Salaires, salaires, salaires… tonnent les magistrats depuis plus d’une décennie. La dernière augmentation à laquelle ils ont eu droit remonte à 1996. Du côté de la profession, la «rumeur d’une hausse des salaires» se fait insistante. Or, «il n’y a pas encore de décision sur une quelconque augmentation», confie une source gouvernementale. Le nouveau ministre, Mustapha Ramid, a pourtant présenté, le 30 janvier, un projet d’augmentation des salaires à son collègue des Finances qui peaufine toujours la loi de finances de 2012. Seuls sont concernés les magistrats de 1er, 2e et 3e grades. Ceux ayant un grade exceptionnel ne sont pas inclus dans le projet. Leur statut est régi par dahir.

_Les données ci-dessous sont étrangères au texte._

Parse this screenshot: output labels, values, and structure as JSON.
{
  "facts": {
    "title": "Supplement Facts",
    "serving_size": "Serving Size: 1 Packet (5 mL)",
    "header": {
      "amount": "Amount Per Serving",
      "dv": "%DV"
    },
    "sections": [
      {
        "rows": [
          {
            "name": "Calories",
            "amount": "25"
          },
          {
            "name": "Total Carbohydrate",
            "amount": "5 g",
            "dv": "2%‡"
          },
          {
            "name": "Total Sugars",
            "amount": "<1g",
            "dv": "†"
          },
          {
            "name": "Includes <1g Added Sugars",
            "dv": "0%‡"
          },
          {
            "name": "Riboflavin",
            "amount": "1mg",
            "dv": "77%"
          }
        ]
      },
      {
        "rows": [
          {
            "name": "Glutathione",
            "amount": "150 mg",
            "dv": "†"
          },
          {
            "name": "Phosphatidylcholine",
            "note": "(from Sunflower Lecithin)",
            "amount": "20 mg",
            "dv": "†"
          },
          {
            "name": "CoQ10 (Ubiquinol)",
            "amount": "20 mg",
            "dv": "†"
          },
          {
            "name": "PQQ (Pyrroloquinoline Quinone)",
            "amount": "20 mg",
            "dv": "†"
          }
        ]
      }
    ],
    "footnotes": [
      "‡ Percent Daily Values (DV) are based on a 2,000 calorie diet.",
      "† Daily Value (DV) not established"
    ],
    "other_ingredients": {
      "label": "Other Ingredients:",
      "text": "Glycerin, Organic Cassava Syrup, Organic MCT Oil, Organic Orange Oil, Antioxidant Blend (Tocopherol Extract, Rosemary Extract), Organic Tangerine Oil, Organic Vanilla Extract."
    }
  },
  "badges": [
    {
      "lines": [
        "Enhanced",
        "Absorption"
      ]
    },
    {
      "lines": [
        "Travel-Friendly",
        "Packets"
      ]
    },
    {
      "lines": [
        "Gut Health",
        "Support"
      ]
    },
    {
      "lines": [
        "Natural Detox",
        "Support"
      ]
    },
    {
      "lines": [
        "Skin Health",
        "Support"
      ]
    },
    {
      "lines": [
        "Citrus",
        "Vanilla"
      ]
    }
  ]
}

Pour le Club des juges du Maroc (CJM), «gagner plus est un préalable pour la réforme de la justice». Son jeune président, Yassine Moukhli, en fait une requête «qui distingue l’année judiciaire de 2012 des autres au même titre que le projet de loi organique du Conseil supérieur de la magistrature, la mise à niveau de la formation et des conditions de travail». L’ouverture de l’année judiciaire s’est faite justement le 24 janvier au sein de la Cour de cassation. Evénement annoncé le jour même en exclusivité sur nos colonnes. Et durant lequel le représentant du CJM n’a pas été «officiellement convié».
Lorsqu’on évoque la réforme de la justice, le CJM la qualifie, avec un certain excès, comme «un slogan resté longtemps en stand-by. La déclaration gouvernementale est positive quoiqu’elle n’a pas enveloppé la situation financière des magistrats».

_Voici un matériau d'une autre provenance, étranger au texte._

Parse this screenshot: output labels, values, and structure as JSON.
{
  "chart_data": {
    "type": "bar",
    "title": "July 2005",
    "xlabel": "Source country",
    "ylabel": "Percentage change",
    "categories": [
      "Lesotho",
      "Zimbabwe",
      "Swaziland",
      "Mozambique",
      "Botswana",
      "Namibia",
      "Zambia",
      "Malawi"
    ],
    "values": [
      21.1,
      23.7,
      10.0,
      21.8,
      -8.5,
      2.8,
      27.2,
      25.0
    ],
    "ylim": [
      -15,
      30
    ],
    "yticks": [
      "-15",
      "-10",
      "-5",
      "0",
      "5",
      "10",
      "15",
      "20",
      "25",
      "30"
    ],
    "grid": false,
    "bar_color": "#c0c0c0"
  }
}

Le Club peut se permettre une telle sortie dans la mesure où il plaide pour sa représentativité: 1.800 adhérents sur les 3.700 juges en exercice. Tout «en croyant à la diversité de l’action associative», il défend la complémentarité des rôles avec la très officielle Al Widadiya Al Hassania des magistrats dont le président, Abdelhak El Aïssi, est resté injoignable. A ces deux associations professionnelles, il faudra ajouter, entre autres, l’association des femmes magistrates… Tel est le paysage avec lequel le ministère de la Justice devra composer. Le principe d’une révision du statut a été cité dans le discours royal du 20 août 2009 dédié à la réforme de la justice. Il a été question aussi «de réviser le statut des greffiers». Ces derniers ont eu gain de cause après de longues grèves entamées dès septembre 2010. Avec au final une augmentation de salaire arrachée. Cet épisode est politiquement instructif. L’actuel ministre de la Justice n’est pas un technocrate. S’il y a accord de principe, les négociations devraient porter sur la fourchette des revalorisations des salaires. Budget serré oblige. Les juges, eux, n’ont pas droit à l’action syndicale. Quoique le Club des juges a l’allure d’une centrale. Il tient à dire son mot sur ce dossier. Quitte à intenter symboliquement une action en justice contre le gouvernement. Il lui donne jusqu’à mai 2012 pour tenir sa promesse.